Friday 6 April 2012

A note on Vendetta Song (Eylem Kaftan, 2005)


Eylem Atakav

In Eylem Kaftan’s 2005 bio-documentary Vendetta Song a group of men are asked what honour means and one answers: “Honour is everything for Muslims. It is everything in Islam.” Vendetta Song is a significant film that calls for an analysis for its exploration of honour killings, gender inequalities, the traditional practice of arranged marriages and the semi-feudal social structure in Eastern Turkey within the context of Islamic tradition. The film problematizes the relations of the West to the East (both within and outside Turkey) as the narrative is structured as a travelogue of a woman travelling from Canada to Istanbul and then from Western to Eastern Turkey.
Religious values are significant determinants in cultural practices and customs in Turkey: honour crimes may not be religious but they are certainly religiously practiced.

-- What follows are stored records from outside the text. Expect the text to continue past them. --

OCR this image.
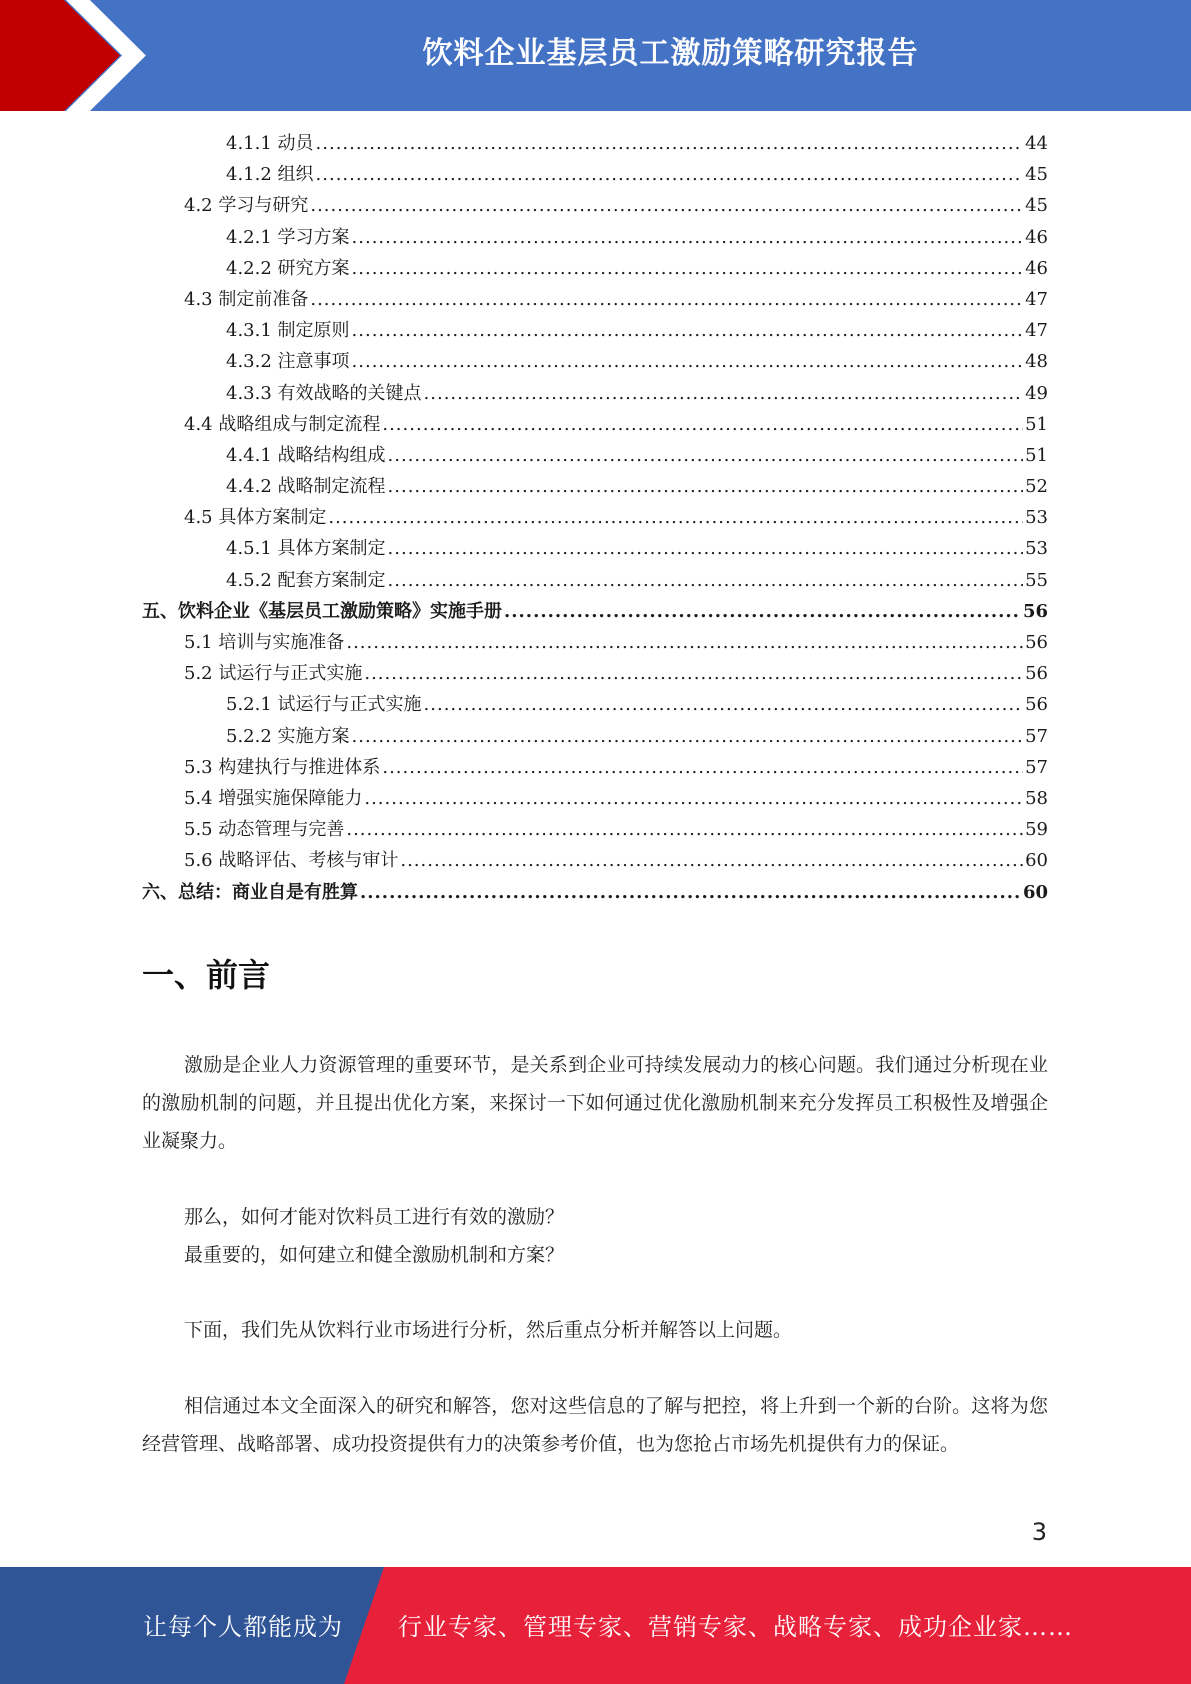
饮料企业基层员工激励策略研究报告
4.1.1 动员 .....	44
4.1.2 组织 .....	45
4.2 学习与研究 .....	45
4.2.1 学习方案 .....	46
4.2.2 研究方案 .....	46
4.3 制定前准备 .....	47
4.3.1 制定原则 .....	47
4.3.2 注意事项 .....	48
4.3.3 有效战略的关键点 .....	49
4.4 战略组成与制定流程 .....	51
4.4.1 战略结构组成 .....	51
4.4.2 战略制定流程 .....	52
4.5 具体方案制定 .....	53
4.5.1 具体方案制定 .....	53
4.5.2 配套方案制定 .....	55
五、饮料企业《基层员工激励策略》实施手册 .....	56
5.1 培训与实施准备 .....	56
5.2 试运行与正式实施 .....	56
5.2.1 试运行与正式实施 .....	56
5.2.2 实施方案 .....	57
5.3 构建执行与推进体系 .....	57
5.4 增强实施保障能力 .....	58
5.5 动态管理与完善 .....	59
5.6 战略评估、考核与审计 .....	60
六、总结：商业自是有胜算 .....	60
一、前言
激励是企业人力资源管理的重要环节，是关系到企业可持续发展动力的核心问题。我们通过分析现在业的激励机制的问题，并且提出优化方案，来探讨一下如何通过优化激励机制来充分发挥员工积极性及增强企业凝聚力。
那么，如何才能对饮料员工进行有效的激励？
最重要的，如何建立和健全激励机制和方案？
下面，我们先从饮料行业市场进行分析，然后重点分析并解答以上问题。
相信通过本文全面深入的研究和解答，您对这些信息的了解与把控，将上升到一个新的台阶。这将为您经营管理、战略部署、成功投资提供有力的决策参考价值，也为您抢占市场先机提供有力的保证。
3
让每个人都能成为 行业专家、管理专家、营销专家、战略专家、成功企业家……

Indeed, violence shapes gender relations in various ways: both in reality and at the level of representation it resonates at different levels: verbal, physical, emotional. I raise three main questions here about the relationship between cinema and religion. The first question is: what can be said about the nature of the relationship between religion and tradition at the level of filmic representation? The second question is: why and how are honour crimes regarded as a customary practice of ‘the East’? And finally: how does Vendetta Song as a film which takes the previous two questions as its focus represent these complex links between the concepts of honour crimes, religion, patriarchal tradition, and ‘the East’? Honour crimes are generally associated with Islam and the East. However, there is in fact no intrinsic or necessary link between them.
Vendetta Song problematises the concepts of Islam and tradition whilst at the same time positioning honour crimes within an Eastern context. The film, on one hand, critiques gender politics through its feminist discourse and, on the other, attempts to deconstruct this misperceived connection between Islam and violence against women. Whilst doing so it also places emphasis on tradition rather than religion. The two are distinguished, and whilst it is accepted that they might intertwine, or that one might be overlaid on the other in practice, by thus distinguishing them, space is opened up for the possibility of critique. The tradition is a patriarchal tradition – and this is what the film focuses on. However, there is a serious issue whether the film, although it appears to want to draw this distinction between tradition and religion, succeeds in doing so clearly or consistently. Whether this is because of the aesthetic choices made in the film or whether it is a consequence of the self understanding of those filmed is another issue which needs to be carefully considered. Members of a society can subjectively (but falsely) believe that things which are not intrinsically linked are thus linked. The point, then, is that religion and culture or tradition are different categories and should be distinguished as such. The fact that a certain tradition or culture is largely based on religious practice in fact does not obscure this point. To conclude, I argue that tradition should not be thought of as justification to practices including honour crimes. To invoke tradition to justify a (violent) practice is not sufficient. Instead, institutional practices must be targeted to think about the reasons behind patriarchal discourses and violent practices.